While the chain insists the issue is related to demand exceeding supply—the chain has doubled in size in recent years—critics think it’s more about price than it is about supply.
Chipotle founder Steve Ells said drought conditions in the U.S. have made it difficult to find grass fed beef in the U.S.. California ranchers in particular have been hit by the state-wide drought conditions.
In a recent op-ed piece on the Huffington Post, Ells defended the chain’s decision to begin sourcing from Australia, “sometimes the existing supply of the premium meats we serve is unable to meet our growing demand,” he wrote. “Rather than serve conventionally raised steak, we recently began sourcing some steak from ranches in Southern Australia, which is among the very best places in the world for raising beef cattle entirely on grass,” he explained, adding that the cattle “spend their entire lives grazing on pastures or rangelands, eating only grass or forages.”
But Chipotle has long been outspoken about its commitment to U.S. raised and grown products. The chain currently sources 10 million pounds of fruits and vegetables each year from farms located within 350 miles of its restaurants.
And now, Texas ranchers in particular are upset about the choice to source grass fed beef from overseas. Texas' Commissioner of Agriculture, Todd Staples said Chipotle’s move goes against its environmental position. He wrote Ells about the Australian beef choice, stating that Texas products would not "leave a substantial carbon footprint before ending up in a Chipotle burrito."
Ells replied to Staples in a letter on June 24th stating: "The majority of the beef we serve will continue come from the U.S. ... I would be happy to provide more information about our sourcing protocols to you and your team, as well as any ranchers interested in supplying beef to Chipotle."
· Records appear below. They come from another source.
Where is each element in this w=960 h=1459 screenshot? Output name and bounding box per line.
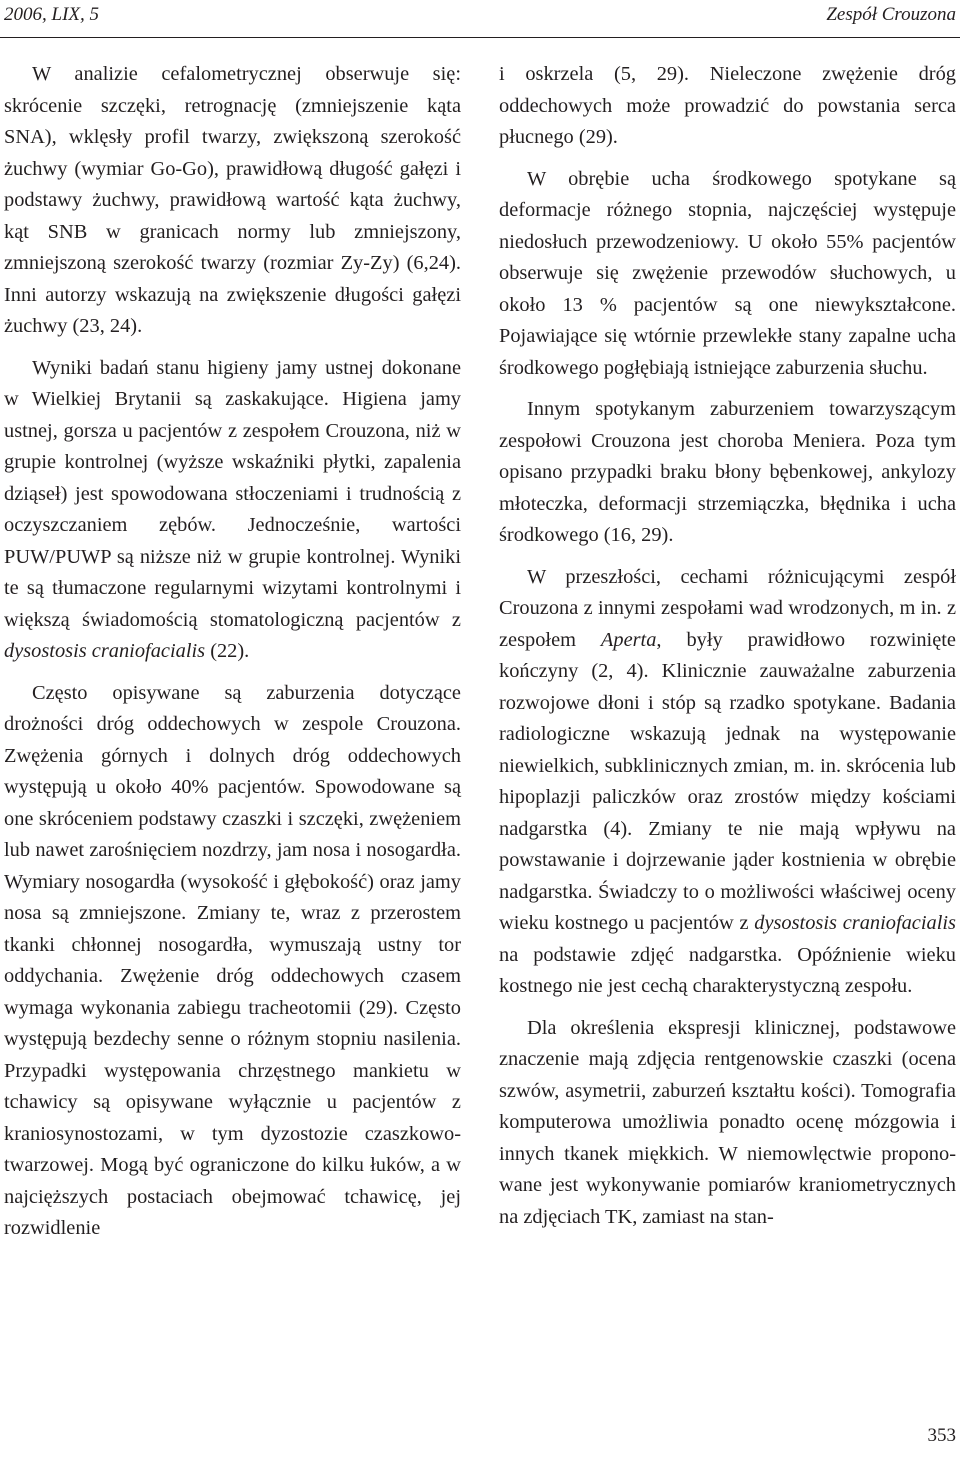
- paragraph: [499, 562, 956, 1003]
- text-run: Innym spotykanym zaburzeniem towarzyszącym zespołowi Crouzona jest choroba Meniera. Poza tym opisano przypadki braku błony bębenkowej, ankylozy młoteczka, deformacji strzemiączka, błędnika i ucha środkowego (16, 29).: [499, 398, 956, 546]
- paragraph: [499, 1013, 956, 1234]
- page-number: 353: [927, 1425, 956, 1446]
- running-header-issue: 2006, LIX, 5: [4, 4, 99, 25]
- paragraph: [499, 59, 956, 154]
- text-run: (22).: [205, 640, 250, 662]
- header-rule: [0, 37, 960, 38]
- paragraph: [499, 394, 956, 552]
- paragraph: [499, 164, 956, 385]
- text-run: W przeszłości, cechami różnicującymi zespół Crouzona z innymi zespołami wad wrodzonych, m in. z zespołem: [499, 565, 956, 651]
- text-run: W obrębie ucha środkowego spotykane są deformacje różnego stopnia, najczęściej występuje niedosłuch przewodzeniowy. U około 55% pacjentów obserwuje się zwężenie przewodów słuchowych, u około 13 % pacjentów są one niewykształcone. Pojawiające się wtórnie przewlekłe stany zapalne ucha środkowego pogłębiają istniejące zaburzenia słuchu.: [499, 167, 956, 379]
- text-run: Często opisywane są zaburzenia dotyczące drożności dróg oddechowych w zespole Crouzona. Zwężenia górnych i dolnych dróg oddechowych występują u około 40% pacjentów. Spowodowane są one skróceniem podstawy czaszki i szczęki, zwężeniem lub nawet zarośnięciem nozdrzy, jam nosa i nosogardła. Wymiary nosogardła (wysokość i głębokość) oraz jamy nosa są zmniejszone. Zmiany te, wraz z przerostem tkanki chłonnej nosogardła, wymuszają ustny tor oddychania. Zwężenie dróg oddechowych czasem wymaga wykonania zabiegu tracheotomii (29). Często występują bezdechy senne o różnym stopniu nasilenia. Przypadki występowania chrzęstnego mankietu w tchawicy są opisywane wyłącznie u pacjentów z kraniosynostozami, w tym dyzostozie czaszkowo-twarzowej. Mogą być ograniczone do kilku łuków, a w najcięższych postaciach obejmować tchawicę, jej rozwidlenie: [4, 681, 461, 1239]
- italic-term: dysostosis craniofacialis: [754, 912, 956, 934]
- running-header-title: Zespół Crouzona: [826, 4, 956, 25]
- paragraph: [4, 59, 461, 343]
- italic-term: dysostosis craniofacialis: [4, 640, 206, 662]
- left-column: [4, 59, 461, 1245]
- paragraph: [4, 678, 461, 1245]
- text-run: i oskrzela (5, 29). Nieleczone zwężenie dróg oddechowych może prowadzić do powstania serca płucnego (29).: [499, 63, 956, 148]
- text-run: , były prawidłowo rozwinięte kończyny (2, 4). Klinicznie zauważalne zaburzenia rozwojowe dłoni i stóp są rzadko spotykane. Badania radiologiczne wskazują jednak na występowanie niewielkich, subklinicznych zmian, m. in. skrócenia lub hipoplazji paliczków oraz zrostów między kościami nadgarstka (4). Zmiany te nie mają wpływu na powstawanie i dojrzewanie jąder kostnienia w obrębie nadgarstka. Świadczy to o możliwości właściwej oceny wieku kostnego u pacjentów z: [499, 628, 956, 934]
- right-column: [499, 59, 956, 1233]
- text-run: na podstawie zdjęć nadgarstka. Opóźnienie wieku kostnego nie jest cechą charakterystyczną zespołu.: [499, 943, 956, 997]
- text-run: W analizie cefalometrycznej obserwuje się: skrócenie szczęki, retrognację (zmniejszenie kąta SNA), wklęsły profil twarzy, zwiększoną szerokość żuchwy (wymiar Go-Go), prawidłową długość gałęzi i podstawy żuchwy, prawidłową wartość kąta żuchwy, kąt SNB w granicach normy lub zmniejszony, zmniejszoną szerokość twarzy (rozmiar Zy-Zy) (6,24). Inni autorzy wskazują na zwiększenie długości gałęzi żuchwy (23, 24).: [4, 63, 461, 337]
- text-run: Dla określenia ekspresji klinicznej, podstawowe znaczenie mają zdjęcia rentgenowskie czaszki (ocena szwów, asymetrii, zaburzeń kształtu kości). Tomografia komputerowa umożliwia ponadto ocenę mózgowia i innych tkanek miękkich. W niemowlęctwie proponowane jest wykonywanie pomiarów kraniometrycznych na zdjęciach TK, zamiast na stan-: [499, 1016, 956, 1228]
- text-run: Wyniki badań stanu higieny jamy ustnej dokonane w Wielkiej Brytanii są zaskakujące. Higiena jamy ustnej, gorsza u pacjentów z zespołem Crouzona, niż w grupie kontrolnej (wyższe wskaźniki płytki, zapalenia dziąseł) jest spowodowana stłoczeniami i trudnością z oczyszczaniem zębów. Jednocześnie, wartości PUW/PUWP są niższe niż w grupie kontrolnej. Wyniki te są tłumaczone regularnymi wizytami kontrolnymi i większą świadomością stomatologiczną pacjentów z: [4, 356, 461, 631]
- italic-term: Aperta: [600, 628, 657, 651]
- paragraph: [4, 353, 461, 668]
From the Organic Authority Files
According to Ells, Australian grass fed beef is a short-term solution. He wrote in the Post: “[O]ver time, we hope that our demand for grass-fed beef will help pave the way for more American ranchers to adopt a grass-fed program, and in doing so turn grass-fed beef from a niche to a mainstream product.”
While Chipotle's commitments are among the highest in the industry, it's decision to import beef from across the globe sheds light on the growing controversy over meat and environmentalism.